Sarsıntıyla uyandım ama gözümü açamadım. "Uyu güzelim birşey yok" alper merdivenlerden çıkarak odama ilerledi ve yatağa bıraktı. daha uyuyamazdımki birkere uyandım. "Ama uykum yok" yüzüme bakıp gülümsedi. "Neden yok?" kaşlarımı çattım. Üstte bir anlık korku bindi. Yatakta doğrulduk ve kalbimi tuttum.
"Alper içimde çok kötü bir his var" karşıma oturdu. "Sakin ol iyi hissetmen için ne yapacağımı söyle" ayağa kalkıp sertçe giyinme odasına girip kıyafet aramaya başladım. "Çok acil anneme götür beni. Ne zaman böyle birşey hissetsem gerçekten birşey olur"

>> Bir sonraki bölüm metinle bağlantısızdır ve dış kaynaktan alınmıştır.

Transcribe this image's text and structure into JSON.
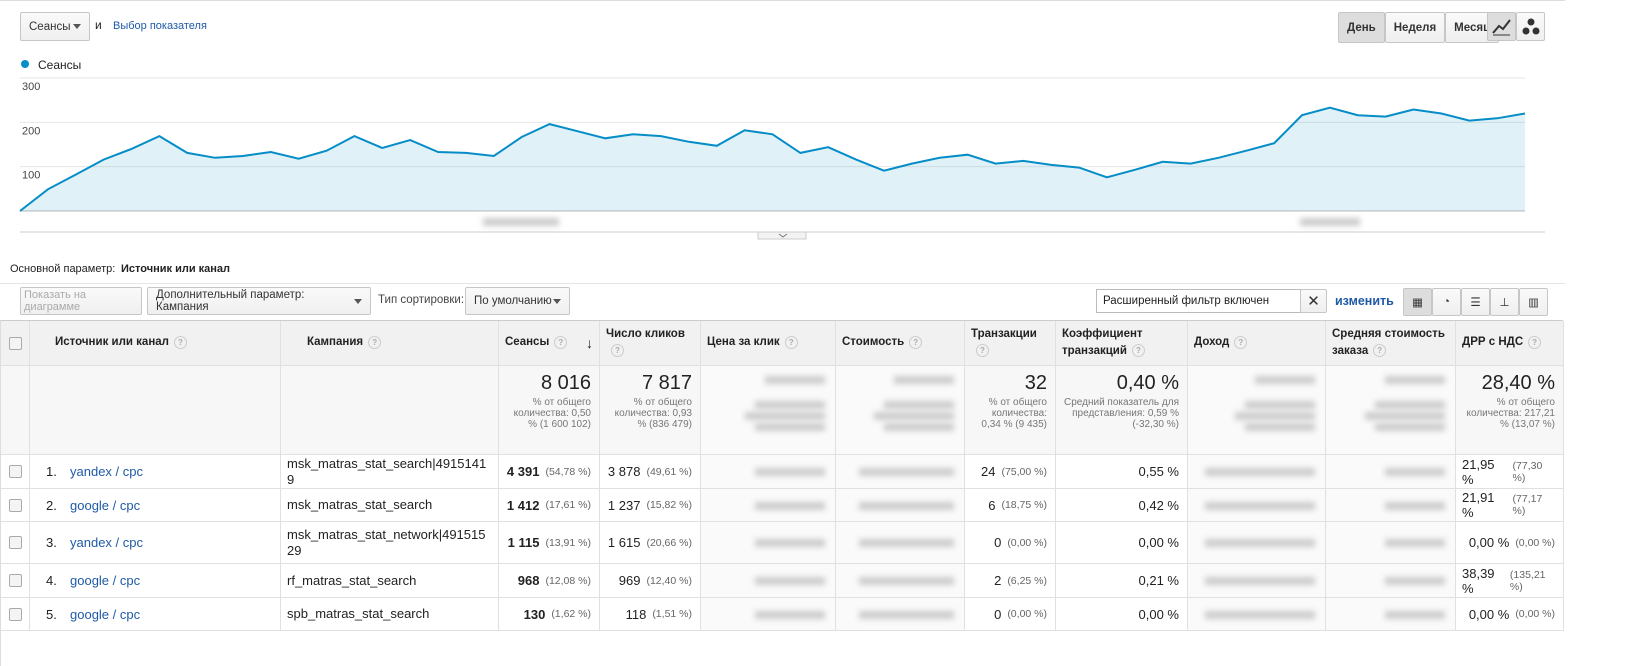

Elime gelen ilk kıyafetleri alıp odaya tekrar girip yatakta oturan alpere baktım. "Hadi hızlı olsana çık odadanda giyineyim" hızluca odadan çıktığında üstümü giyinmeye başladım. Giyindiğimde koşarak aşağıya indim.
Alper kapıda bekliyordu. "Hadi hazırmısın" başımı sallayarak ayakkabımı giyip çıktık. "Lütfen birşey olmasın lütfen lütfen" sırtımda el hissettim. "Işık panik yapma bak gidiyoruz" siyah Jeep'e binerek yola çıktık.
Başımı geriye yasladım. Çok uzak değildi ama çok yakında olmayan bir mesafeyi bitirip geldik. alperi beklemeden aşağıya inip koştum. "Işık!" diye seslensede bakmadım. Annemin mezarlığını görmemi beklerken gördüğüm manzaraya ayaklarım bedenimi taşıyamayacak kadar güçsüzleştirdi.
Gözlerimdeki yaşlar sırayla akıyordu. Annemin mezarı açılmış ve cansız bedeni toprağın üstüne atılmıştı. Alper'in adım sesleri yaklaştı. "Işı-" sustu. Ölüm sessizliği arasında sadece karşımsaki cansız bedene bakıyordum. Alper önümde dizlerinin üstüne oturup bakmamı engelledi. "Bakma ışık" beni kendine çekip kafamı göğsüne yasladı.
Sinirlenip koluna ve omzuna vurmaya başladım gözyaşlarım arasında. "Ben sana demiştim birşey olacak demiştim o adam boşuna buraya gelmez demiştim sana. Demiştim..." dedim. "Sen ne yaptın?"
Ondan kurtulmaya çalıştım. Kollarını gevşetti. "O işe yaramaz korumalarını görevlendirdin sonuç? Hadi cevap versene!" diye bağırdım.Ayağa kalktı. "Güzelim ba-" dalga geçerek güldüm. "Hala güzelim diyor ya!" son kez cansız bedene baktım. Arkamı dönüp buraya birdaha gelmemek üzere çıkmak için adımladım. Alper arkadan seslensede artık o benim için bir hiçdi. Orayı terk edip gün doğumunu izleyen sokaklarda kayboldum.
Arkamdan gelen arabaları fark edince onlar doğru döndüm. Tam tahmin ettiğim gibi. "Ne oldu?" dedim umursamazca. Bir andan yürüyor bir andan yanımda arabayla ilerleyen alperin ne diyeceğini bekliyordum.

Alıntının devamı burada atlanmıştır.